Enough DC bias on the right loudspeaker could persuade the loudspeaker
to generate acoustic side-bands of the AC content of the electrical
input to the speaker. Guy Macon discusses the mechanism in more
detail.
 
E

Eeyore

Jan 1, 1970
0
panfilero said:
ok... here's my question: If I have a millivolt range audio signal
and I add a dc offset to it, and then I take my new signal and send it
to a speaker with a built in amplifer, will this be the same as
sending the audio signal alone to the amplifier?

Unless the speaker/amplifier was designed by cretins, there will be a 'DC
blocking' capacitor at the input so it won't make any difference at all.

What I think: I think yes... because the way speakers work is by
vibrating along with the fluctuations of the audio signal, and since a
dc signal is flat, this wont affect the output of the audio
amplifer....

What you think is totally wrong. Apply a significant DC offset *directly*
to the speaker and you'll get a very nasty effect.

Graham
 
E

Eeyore

Jan 1, 1970
0
Steve said:
How much DC are you sending and is it deliberate or
a side effect of an amplifier stage? Sending DC to a speaker

He said a "speaker/amplifier".

Read the damn post FFS !

Graham
 
E

Eeyore

Jan 1, 1970
0
panfilero said:
Because I'm passing an audio signal through a 4066 analog switch which
can not handle the negative swing from an audio signal, so I'd like to
include a DC offset of 1/2 the Vcc of the chip in order to avoid this.

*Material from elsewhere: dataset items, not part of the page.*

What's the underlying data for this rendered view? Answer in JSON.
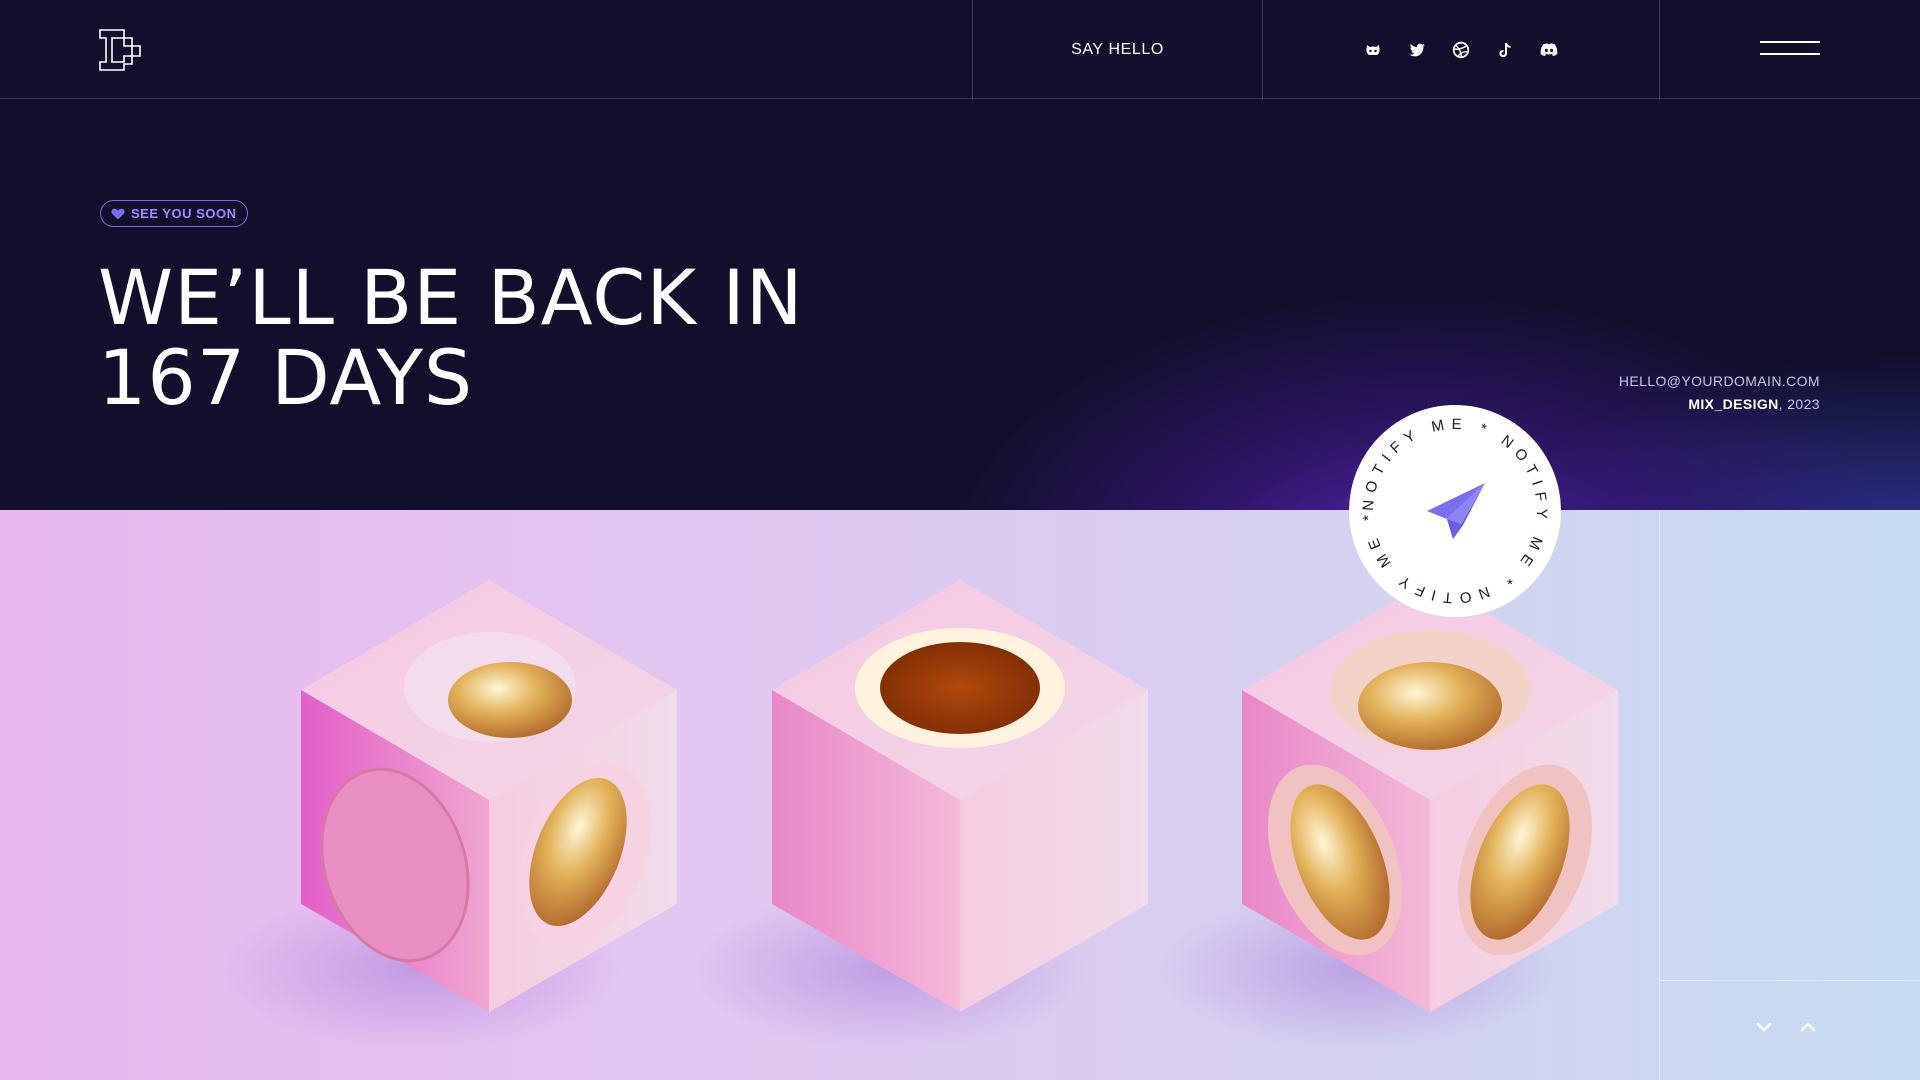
{
  "header": {
    "logo_icon": "logo-icon",
    "say_hello_label": "SAY HELLO",
    "social_icons": [
      "github-icon",
      "twitter-icon",
      "dribbble-icon",
      "tiktok-icon",
      "discord-icon"
    ],
    "menu_icon": "hamburger-menu-icon"
  },
  "hero": {
    "badge_icon": "heart-icon",
    "badge_label": "SEE YOU SOON",
    "headline_line1": "WE’LL BE BACK IN",
    "headline_line2": "167 DAYS",
    "email": "HELLO@YOURDOMAIN.COM",
    "brand": "MIX_DESIGN",
    "year_suffix": ", 2023"
  },
  "notify": {
    "ring_text": "NOTIFY ME * NOTIFY ME * NOTIFY ME * ",
    "icon": "paper-plane-icon"
  },
  "scene": {
    "image_description": "three-pink-cubes-with-gold-spheres",
    "scroll_down_icon": "chevron-down-icon",
    "scroll_up_icon": "chevron-up-icon"
  },
  "colors": {
    "background_dark": "#110f2b",
    "accent_purple": "#7c6cf0",
    "glow_purple": "#6028c8",
    "text_white": "#ffffff"
  }
}
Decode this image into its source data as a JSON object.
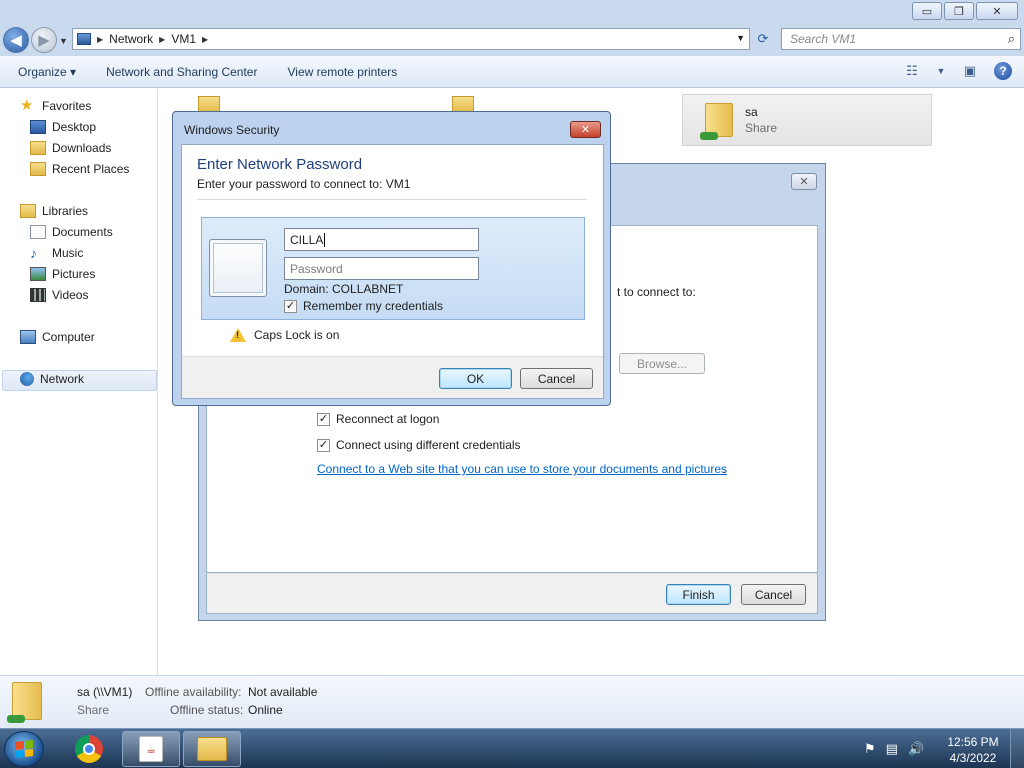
{
  "window": {
    "minimize": "▭",
    "restore": "❐",
    "close": "✕"
  },
  "address": {
    "crumbs": [
      "Network",
      "VM1"
    ],
    "search_placeholder": "Search VM1"
  },
  "toolbar": {
    "organize": "Organize ▾",
    "network_center": "Network and Sharing Center",
    "remote_printers": "View remote printers"
  },
  "sidebar": {
    "favorites": "Favorites",
    "desktop": "Desktop",
    "downloads": "Downloads",
    "recent": "Recent Places",
    "libraries": "Libraries",
    "documents": "Documents",
    "music": "Music",
    "pictures": "Pictures",
    "videos": "Videos",
    "computer": "Computer",
    "network": "Network"
  },
  "content": {
    "share_name": "sa",
    "share_type": "Share"
  },
  "map_dialog": {
    "connect_fragment": "t to connect to:",
    "browse": "Browse...",
    "reconnect": "Reconnect at logon",
    "different_creds": "Connect using different credentials",
    "web_link": "Connect to a Web site that you can use to store your documents and pictures",
    "web_link_period": ".",
    "finish": "Finish",
    "cancel": "Cancel"
  },
  "security_dialog": {
    "title": "Windows Security",
    "heading": "Enter Network Password",
    "subheading": "Enter your password to connect to: VM1",
    "username_value": "CILLA",
    "password_placeholder": "Password",
    "domain": "Domain: COLLABNET",
    "remember": "Remember my credentials",
    "remember_checked": true,
    "caps_warning": "Caps Lock is on",
    "ok": "OK",
    "cancel": "Cancel"
  },
  "details": {
    "name": "sa (\\\\VM1)",
    "kind": "Share",
    "offline_availability_label": "Offline availability:",
    "offline_availability_value": "Not available",
    "offline_status_label": "Offline status:",
    "offline_status_value": "Online"
  },
  "taskbar": {
    "time": "12:56 PM",
    "date": "4/3/2022"
  }
}
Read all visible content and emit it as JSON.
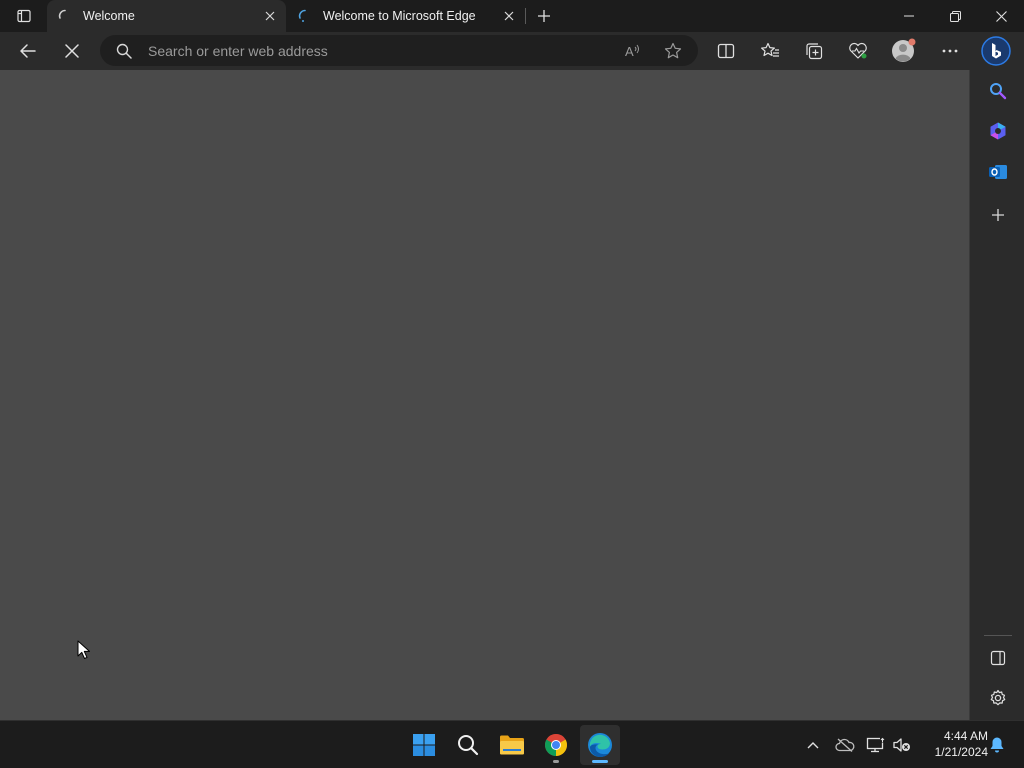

You can run a 4066 off +/- 7.5V and offset the logic inputs vial level
translators. NO DC added.

Graham
 
E

Eeyore

Jan 1, 1970
0
John said:
---
Why not use a 4051 instead?

Just set Vee to a voltage enough more negative than your input signal in
order to provide the needed footroom and you should be OK.

The 4053 ? is also very popular in this kind of task. But you can make a 4016 or
4066 behave equivalently too with split supplies.